Endotypic Mechanisms of Successful Hypoglossal Nerve Stimulation for Obstructive Sleep Apnea

Abstract

Rationale: Approximately one-third of patients with obstructive sleep apnea (OSA) treated with hypoglossal nerve stimulation (HGNS) therapy are incomplete responders, despite careful patient selection based on baseline characteristics and drug-induced sleep endoscopy.Objectives: Here we use polysomnographic endotyping to assess the pathophysiological mechanisms underlying favorable versus incomplete responses to HGNS therapy.Methods: Baseline polysomnography data of the STAR (Stimulation Therapy for Apnea Reduction) trial were included. Raw baseline polysomnographic data from 91/126 patients were available for analysis. Traits-loop gain, arousal threshold, collapsibility, and muscle compensation-were calculated from the baseline polysomnography data according to Sands and colleagues (AJRCCM 2018, SLEEP 2018). Logistic regression assessed apnea-hypopnea index (AHI)-adjusted associations between HGNS response (>50% reduction in AHI to <10/h at 1 yr) and OSA traits.Measurements and Main Results: Overall, HGNS treatment reduced AHI from 30.7 (24.9-39.9) to 8.5 (4.0-19.5) events/h (P < 0.0001; median [quartiles 1-3]); N = 53/91 were responders. In adjusted analysis, a favorable response to therapy was independently associated with higher arousal threshold (odds ratio [95% confidence interval]: 6.76 [2.44-23.3], P = 0.001), greater compensation (odds ratio: 4.22 [1.70-12.55] per SD, P = 0.004), and lower loop gain (in milder collapsibility, per significant interaction, P = 0.003). The higher arousal threshold was evident in responders before adjusted analysis. Predicted responders had an approximately fourfold lower treatment AHI versus predicted nonresponders (4.9 [2.7-8.5] vs. 20.7 [10.9-29.7], P < 0.0001; median [quartiles 1-3]); differences remained significant after cross-validation.Conclusions: Favorable responses to HGNS therapy are associated with the pathophysiological traits causing OSA, particularly a higher arousal threshold. Along with established criteria, individuals with favorable traits could potentially be prioritized for precision HGNS therapy.This analysis was a secondary analysis of the STAR trial registered with clinicaltrials.gov (NCT01161420).
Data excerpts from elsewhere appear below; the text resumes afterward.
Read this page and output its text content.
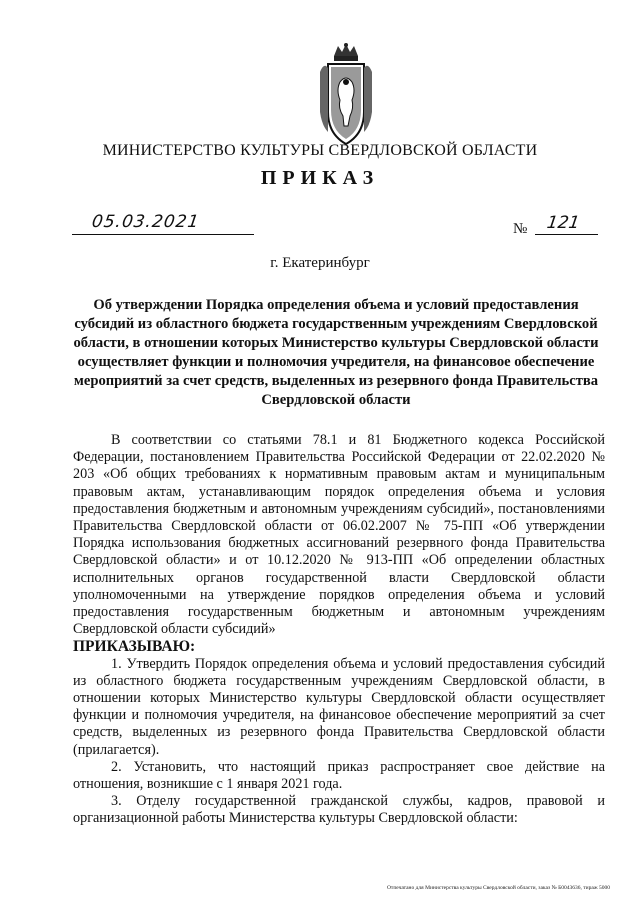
МИНИСТЕРСТВО КУЛЬТУРЫ СВЕРДЛОВСКОЙ ОБЛАСТИ
ПРИКАЗ
05.03.2021	№ 121
г. Екатеринбург
Об утверждении Порядка определения объема и условий предоставления субсидий из областного бюджета государственным учреждениям Свердловской области, в отношении которых Министерство культуры Свердловской области осуществляет функции и полномочия учредителя, на финансовое обеспечение мероприятий за счет средств, выделенных из резервного фонда Правительства Свердловской области

В соответствии со статьями 78.1 и 81 Бюджетного кодекса Российской Федерации, постановлением Правительства Российской Федерации от 22.02.2020 № 203 «Об общих требованиях к нормативным правовым актам и муниципальным правовым актам, устанавливающим порядок определения объема и условия предоставления бюджетным и автономным учреждениям субсидий», постановлениями Правительства Свердловской области от 06.02.2007 № 75-ПП «Об утверждении Порядка использования бюджетных ассигнований резервного фонда Правительства Свердловской области» и от 10.12.2020 № 913-ПП «Об определении областных исполнительных органов государственной власти Свердловской области уполномоченными на утверждение порядков определения объема и условий предоставления государственным бюджетным и автономным учреждениям Свердловской области субсидий»

ПРИКАЗЫВАЮ:

1. Утвердить Порядок определения объема и условий предоставления субсидий из областного бюджета государственным учреждениям Свердловской области, в отношении которых Министерство культуры Свердловской области осуществляет функции и полномочия учредителя, на финансовое обеспечение мероприятий за счет средств, выделенных из резервного фонда Правительства Свердловской области (прилагается).

2. Установить, что настоящий приказ распространяет свое действие на отношения, возникшие с 1 января 2021 года.

3. Отделу государственной гражданской службы, кадров, правовой и организационной работы Министерства культуры Свердловской области:

Отпечатано для Министерства культуры Свердловской области, заказ № Б0043636, тираж 5000
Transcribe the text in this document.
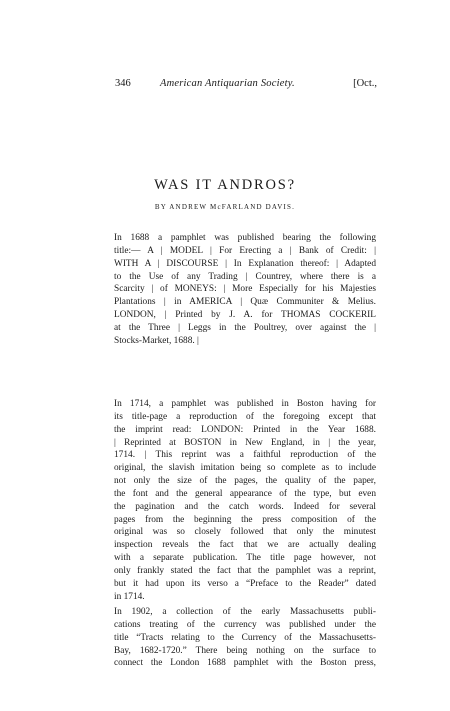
346	American Antiquarian Society.	[Oct.,
WAS IT ANDROS?
BY ANDREW McFARLAND DAVIS.
In 1688 a pamphlet was published bearing the following
title:— A | MODEL | For Erecting a | Bank of Credit: |
WITH A | DISCOURSE | In Explanation thereof: | Adapted
to the Use of any Trading | Countrey, where there is a
Scarcity | of MONEYS: | More Especially for his Majesties
Plantations | in AMERICA | Quæ Communiter & Melius.
LONDON, | Printed by J. A. for THOMAS COCKERIL
at the Three | Leggs in the Poultrey, over against the |
Stocks-Market, 1688. |
In 1714, a pamphlet was published in Boston having for
its title-page a reproduction of the foregoing except that
the imprint read: LONDON: Printed in the Year 1688.
| Reprinted at BOSTON in New England, in | the year,
1714. | This reprint was a faithful reproduction of the
original, the slavish imitation being so complete as to include
not only the size of the pages, the quality of the paper,
the font and the general appearance of the type, but even
the pagination and the catch words. Indeed for several
pages from the beginning the press composition of the
original was so closely followed that only the minutest
inspection reveals the fact that we are actually dealing
with a separate publication. The title page however, not
only frankly stated the fact that the pamphlet was a reprint,
but it had upon its verso a “Preface to the Reader” dated
in 1714.
In 1902, a collection of the early Massachusetts publi-
cations treating of the currency was published under the
title “Tracts relating to the Currency of the Massachusetts-
Bay, 1682-1720.” There being nothing on the surface to
connect the London 1688 pamphlet with the Boston press,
Keywords: arousal threshold; pathophysiology; precision medicine; sleep-disordered breathing; upper airway stimulation.

Figures

Figure 1.

Two-trait cross-sectional “slices” of the five-dimensional multivariable model are shown. Each slice is a simplification of the full five-dimensional model; traits that are hidden from view are set to their mean value to facilitate presentation. Responders are indicated by green dots, nonresponders by orange dots. Open circles denote patients for whom the model simplification does not apply: for these patients, the hidden trait values are so far from the mean value that the two-dimensional prediction differs from the overall five-dimensional model prediction (these patients are better described by other views). Modeled response status is shown by the colored background (green for predicted responders and orange for predicted nonresponders). (A and B) Higher arousal threshold promotes hypoglossal nerve stimulation (HGNS) success independent of (A) apnea–hypopnea index and (B) collapsibility (Vpassive); arousal threshold is particularly influential in milder collapsibility (higher Vpassive). (C and D) Higher loop gain promotes HGNS failure independent of apnea–hypopnea index (C) but predominantly in those with milder collapsibility (D). (E) Greater compensation promotes HGNS success independent of apnea–hypopnea index. (F) Combination of greater compensation and lower loop gain favored HGNS success. (G) Combination of milder collapsibility (higher Vpassive) and higher apnea–hypopnea index favored HGNS failure.

Figure 2.

Reduction in apnea–hypopnea index in (A) predicted responders and (B) predicted nonresponders. Patients allocated to a different group after leave-one-out cross-validation are shown with dotted lines.